Question (CT): Does a seller who is selling without an agent have the same responsibilities to disclose information and not misrepresent? We asked questions and have in writing statements that are now being denied by the seller. At least we would have asked for an escrow prior to sale going through if in fact we had truthful information.

Answer: A seller of residential property consisting of 1 to 4 residential units in Connecticut, whether represented by a real estate agent or not, is required by Connecticut State Law to provide a Residential Property Condition Disclosure Report . In the real estate industry such a seller who sells without utilizing the services of a real estate agent is referred to as a "FSBO" (pronounced "fizz-b?"), meaning "For Sale By Owner." The form states that "the seller will be required to credit the purchaser with the sum of $300.00 at closing if the seller fails to furnish this report as required by this act."
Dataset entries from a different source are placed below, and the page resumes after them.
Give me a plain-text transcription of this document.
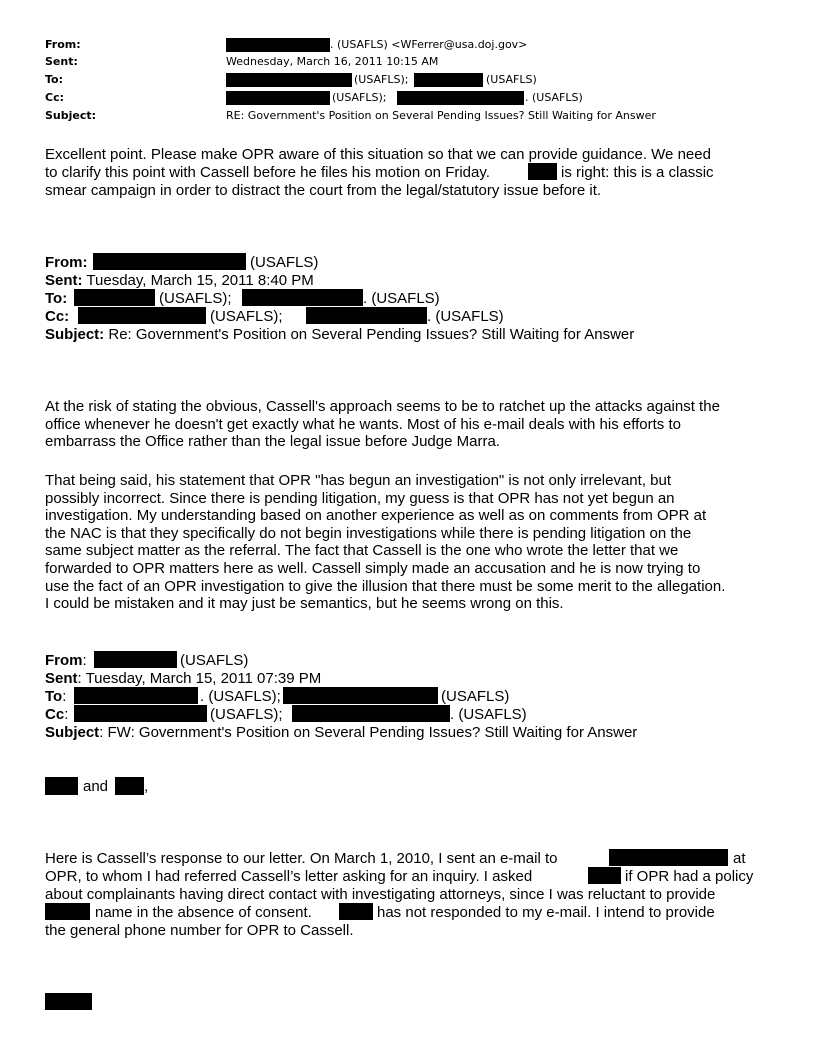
From:	. (USAFLS) <WFerrer@usa.doj.gov>
Sent:	Wednesday, March 16, 2011 10:15 AM
To:	(USAFLS);	(USAFLS)
Cc:	(USAFLS);	. (USAFLS)
Subject:	RE: Government's Position on Several Pending Issues? Still Waiting for Answer
Excellent point. Please make OPR aware of this situation so that we can provide guidance. We need
to clarify this point with Cassell before he files his motion on Friday.	is right: this is a classic
smear campaign in order to distract the court from the legal/statutory issue before it.
From:	(USAFLS)
Sent: Tuesday, March 15, 2011 8:40 PM
To:	(USAFLS);	. (USAFLS)
Cc:	(USAFLS);	. (USAFLS)
Subject: Re: Government's Position on Several Pending Issues? Still Waiting for Answer
At the risk of stating the obvious, Cassell's approach seems to be to ratchet up the attacks against the
office whenever he doesn't get exactly what he wants. Most of his e-mail deals with his efforts to
embarrass the Office rather than the legal issue before Judge Marra.
That being said, his statement that OPR "has begun an investigation" is not only irrelevant, but
possibly incorrect. Since there is pending litigation, my guess is that OPR has not yet begun an
investigation. My understanding based on another experience as well as on comments from OPR at
the NAC is that they specifically do not begin investigations while there is pending litigation on the
same subject matter as the referral. The fact that Cassell is the one who wrote the letter that we
forwarded to OPR matters here as well. Cassell simply made an accusation and he is now trying to
use the fact of an OPR investigation to give the illusion that there must be some merit to the allegation.
I could be mistaken and it may just be semantics, but he seems wrong on this.
From:	(USAFLS)
Sent: Tuesday, March 15, 2011 07:39 PM
To:	. (USAFLS);	(USAFLS)
Cc:	(USAFLS);	. (USAFLS)
Subject: FW: Government's Position on Several Pending Issues? Still Waiting for Answer
and ,
Here is Cassell’s response to our letter. On March 1, 2010, I sent an e-mail to	at
OPR, to whom I had referred Cassell’s letter asking for an inquiry. I asked	if OPR had a policy
about complainants having direct contact with investigating attorneys, since I was reluctant to provide
name in the absence of consent.	has not responded to my e-mail. I intend to provide
the general phone number for OPR to Cassell.
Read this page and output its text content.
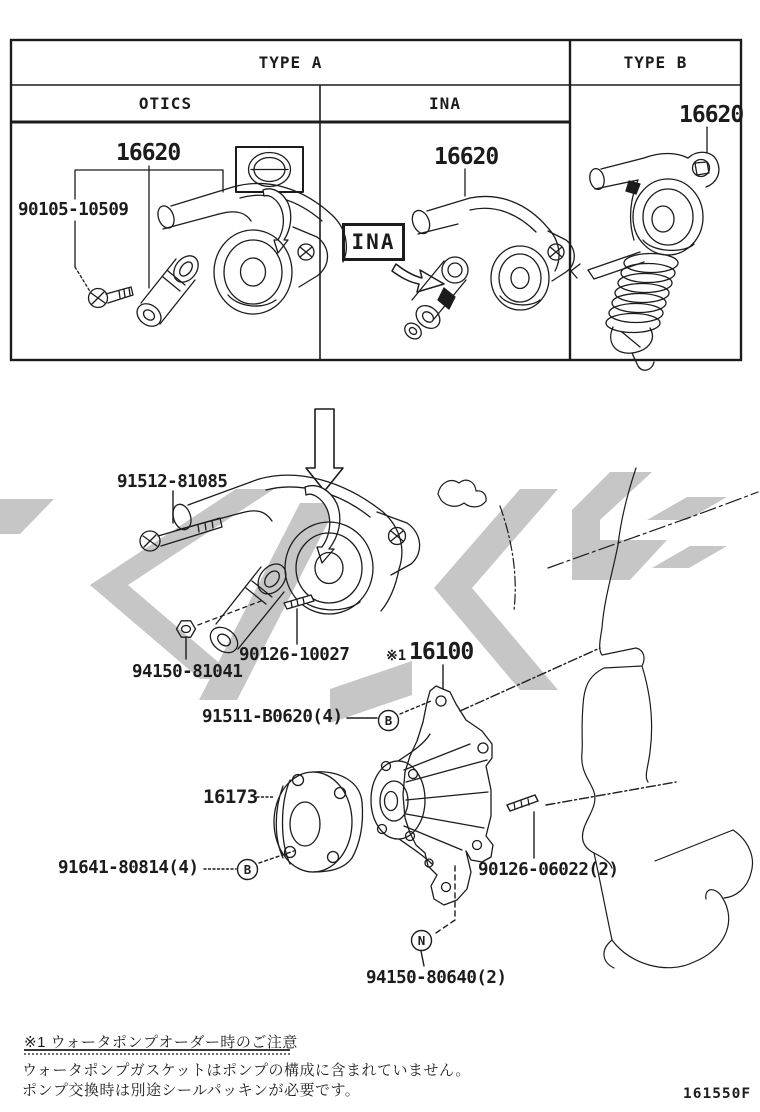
TYPE A	TYPE B
OTICS	INA
16620
90105-10509
16620
INA
16620
91512-81085
90126-10027
94150-81041
※1 16100
91511-B0620(4)
16173
91641-80814(4)	90126-06022(2)
94150-80640(2)
B
B
N
※1 ウォータポンプオーダー時のご注意
ウォータポンプガスケットはポンプの構成に含まれていません。
ポンプ交換時は別途シールパッキンが必要です。	161550F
So, the answer to your question from a practical viewpoint is "probably not." The seller does face a $300 "penalty" at closing if he or she does not supply the form to the purchaser. Common sense would therefore cause one to conclude that a FSBO for the mere fine of $300 can purposely and knowingly fail to conform to the Connecticut Uniform Property Condition Disclosure Act.

However, having said that, a seller is potentially subject to a lawsuit if the nondisclosure involved a misrepresentation or falsehood of a material fact involving the subject property's condition.
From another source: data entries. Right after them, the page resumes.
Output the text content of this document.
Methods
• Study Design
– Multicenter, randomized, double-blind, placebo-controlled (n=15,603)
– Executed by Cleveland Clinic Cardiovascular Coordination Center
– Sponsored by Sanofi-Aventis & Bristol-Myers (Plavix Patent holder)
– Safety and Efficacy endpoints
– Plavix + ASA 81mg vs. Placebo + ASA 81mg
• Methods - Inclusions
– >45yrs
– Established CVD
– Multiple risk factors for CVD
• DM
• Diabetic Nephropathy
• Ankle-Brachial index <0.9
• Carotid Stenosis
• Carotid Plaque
Question (FL): I am a Loan Originator and I work for a full service Mortgage company in Orlando/Kissimmee, FL. I make a base salary plus bonuses per month. I just started in the Real Estate business about 6 months ago and I have made good money but my sister tells me that will all end soon because the real estate bubble will burst and the interest rates are steadily rising.

Prior to being in real estate, I was in healthcare. Do you think I should leave the real estate "world" and head for something steadier, or will the real estate market recover? I love what I do and the money I make but I also want a steady future as well.
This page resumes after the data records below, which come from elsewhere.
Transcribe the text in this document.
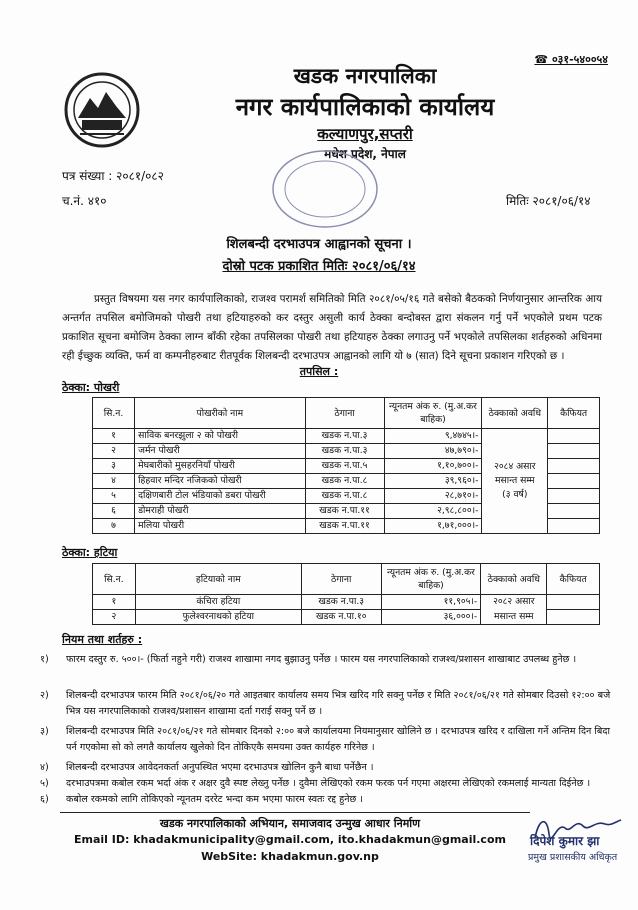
☎ ०३१-५४००५४
खडक नगरपालिका
नगर कार्यपालिकाको कार्यालय
कल्याणपुर,सप्तरी
मधेश प्रदेश, नेपाल
पत्र संख्या : २०८१/०८२
च.नं. ४१०	मितिः २०८१/०६/१४
शिलबन्दी दरभाउपत्र आह्वानको सूचना ।
दोस्रो पटक प्रकाशित मितिः २०८१/०६/१४
प्रस्तुत विषयमा यस नगर कार्यपालिकाको, राजश्व परामर्श समितिको मिति २०८१/०५/१६ गते बसेको बैठकको निर्णयानुसार आन्तरिक आय अन्तर्गत तपसिल बमोजिमको पोखरी तथा हटियाहरुको कर दस्तुर असुली कार्य ठेक्का बन्दोबस्त द्वारा संकलन गर्नु पर्ने भएकोले प्रथम पटक प्रकाशित सूचना बमोजिम ठेक्का लाग्न बाँकी रहेका तपसिलका पोखरी तथा हटियाहरु ठेक्का लगाउनु पर्ने भएकोले तपसिलका शर्तहरुको अधिनमा रही ईच्छुक व्यक्ति, फर्म वा कम्पनीहरुबाट रीतपूर्वक शिलबन्दी दरभाउपत्र आह्वानको लागि यो ७ (सात) दिने सूचना प्रकाशन गरिएको छ ।
तपसिल :
ठेक्का: पोखरी
सि.न.	पोखरीको नाम	ठेगाना	न्यूनतम अंक रु. (मु.अ.कर बाहिक)	ठेक्काको अवधि	कैफियत
१	साविक बनरझुला २ को पोखरी	खडक न.पा.३	९,४७४५।-		
२	जर्मन पोखरी	खडक न.पा.३	४७,७९०।-	२०८४ असार
मसान्त सम्म
(३ वर्ष)	

३	मेघबारीको मुसहरनियाँ पोखरी	खडक न.पा.५	१,१०,७००।-		
४	हिहवार मन्दिर नजिकको पोखरी	खडक न.पा.८	३९,९६०।-		
५	दक्षिणबारी टोल भंडियाको डबरा पोखरी	खडक न.पा.८	२८,७१०।-		
६	डोमराही पोखरी	खडक न.पा.११	२,९८,८००।-		
७	मलिया पोखरी	खडक न.पा.११	१,७१,०००।-		
ठेक्का: हटिया
सि.न.	हटियाको नाम	ठेगाना	न्यूनतम अंक रु. (मु.अ.कर बाहिक)	ठेक्काको अवधि	कैफियत
१	कंचिरा हटिया	खडक न.पा.३	११,९०५।-	२०८२ असार	
२	फुलेश्वरनाथको हटिया	खडक न.पा.१०	३६,०००।-	मसान्त सम्म	
नियम तथा शर्तहरु :
१) फारम दस्तुर रु. ५००।- (फिर्ता नहुने गरी) राजश्व शाखामा नगद बुझाउनु पर्नेछ । फारम यस नगरपालिकाको राजश्व/प्रशासन शाखाबाट उपलब्ध हुनेछ ।
२) शिलबन्दी दरभाउपत्र फारम मिति २०८१/०६/२० गते आइतबार कार्यालय समय भित्र खरिद गरि सक्नु पर्नेछ र मिति २०८१/०६/२१ गते सोमबार दिउसो १२:०० बजे भित्र यस नगरपालिकाको राजश्व/प्रशासन शाखामा दर्ता गराई सक्नु पर्ने छ ।
३) शिलबन्दी दरभाउपत्र मिति २०८१/०६/२१ गते सोमबार दिनको २:०० बजे कार्यालयमा नियमानुसार खोलिने छ । दरभाउपत्र खरिद र दाखिला गर्ने अन्तिम दिन बिदा पर्न गएकोमा सो को लगतै कार्यालय खुलेको दिन तोकिएकै समयमा उक्त कार्यहरु गरिनेछ ।
४) शिलबन्दी दरभाउपत्र आवेदनकर्ता अनुपस्थित भएमा दरभाउपत्र खोलिन कुनै बाधा पर्नेछैन ।
५) दरभाउपत्रमा कबोल रकम भर्दा अंक र अक्षर दुवै स्पष्ट लेख्नु पर्नेछ । दुवैमा लेखिएको रकम फरक पर्न गएमा अक्षरमा लेखिएको रकमलाई मान्यता दिईनेछ ।
६) कबोल रकमको लागि तोकिएको न्यूनतम दररेट भन्दा कम भएमा फारम स्वतः रद्द हुनेछ ।
खडक नगरपालिकाको अभियान, समाजवाद उन्मुख आधार निर्माण
Email ID: khadakmunicipality@gmail.com, ito.khadakmun@gmail.com
WebSite: khadakmun.gov.np
दिपेश कुमार झा
प्रमुख प्रशासकीय अधिकृत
Answer: The demand for real estate, and therefore the resulting demand for mortgage loans, is a localized phenomenon. One real estate market in the U.S. does not create a national trend. We suggest you read a column in Realty Times by Peter G. Miller, entitled "What's Really Happening with Home Prices?" .

However, the bottom line, in the opinion of these writers, is that both real estate and mortgage origination are customer service activities. That is, the degree of success a real estate agent and/or a loan originator enjoys is directly proportional to how consistent the agent or originator delivers what the consumer wants and needs at a price and upon terms the consumer is willing and able to pay. If you are not comfortable with the self-motivation required by those parameters, then you should seek a steadier career. But if you are motivated each day to perform for the best interests of your customers and clients, then you will continue to do well in either loan origination, real estate brokerage, or both.

Question (NM): How may I learn the names of the owners or principals of a company holding a specific Texas realtor's license?

Answer: Access the Texas Real Estate Commission's website . Select the "Quick Links" dropdown menu-bar, and select "Licensee Info Search." When that screen displays, enter the firm's name without commas. When you locate the firm, the "DO" or "Designated Officer" (Broker of Record) will be listed, as well as the agents affiliated with his or her firm.

For the principals associated with the firm, access the Texas Secretary of State's website , and then select "SOS Direct, File and search business documents online." Follow the prompts to search the records of the type of the entity you are seeking. There will be a nominal charge for this service, depending upon how many records you wish to select.